Failure to Implement Transmission-Based Precautions and Scabies Testing
Penalty
Summary
The facility failed to implement transmission-based precautions and conduct appropriate testing for scabies for two residents who exhibited symptoms consistent with a possible infestation. According to the facility's own policy, residents with signs and symptoms of scabies, such as itching and rash, should be assessed, isolated, and tested to prevent further transmission.
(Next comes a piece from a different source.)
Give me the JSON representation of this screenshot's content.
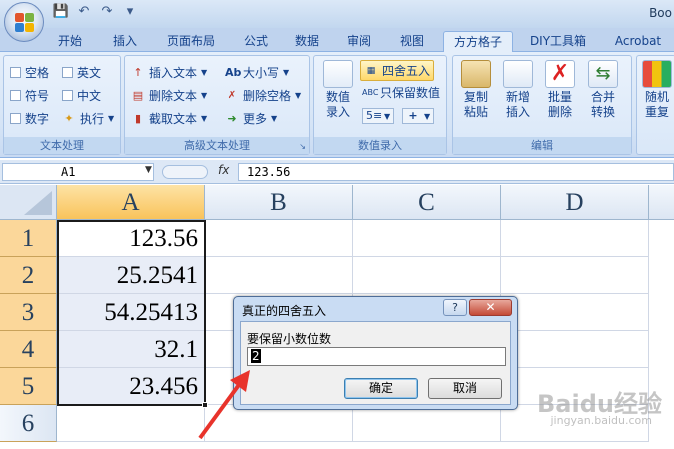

However, despite multiple documented instances of residents presenting with generalized itching, rashes, and excoriations, there were no physician orders for skin scrapings to rule out scabies, nor were contact precautions initiated for these residents. Resident records revealed that one resident had a persistent, generalized rash with linear excoriations and continued to scratch, resulting in bedding stained with blood. Another resident reported itching and developed a rash on multiple body areas, with no evidence of diagnostic testing for scabies being performed, despite being told it would be. Both residents were observed in shared rooms without any contact isolation signage or precautions in place, and staff interviews confirmed ongoing concerns about scabies and the lack of appropriate interventions. The infection preventionist acknowledged a previous outbreak of scabies in the facility and confirmed that while some residents had been treated, others with symptoms were not tested or placed on precautions. Staff interviews further indicated awareness of the symptoms and concerns about scabies, but there was a lack of follow-through in implementing the facility's infection control policy. The deficiency was identified through review of records, staff and resident interviews, and direct observation during the facility tour.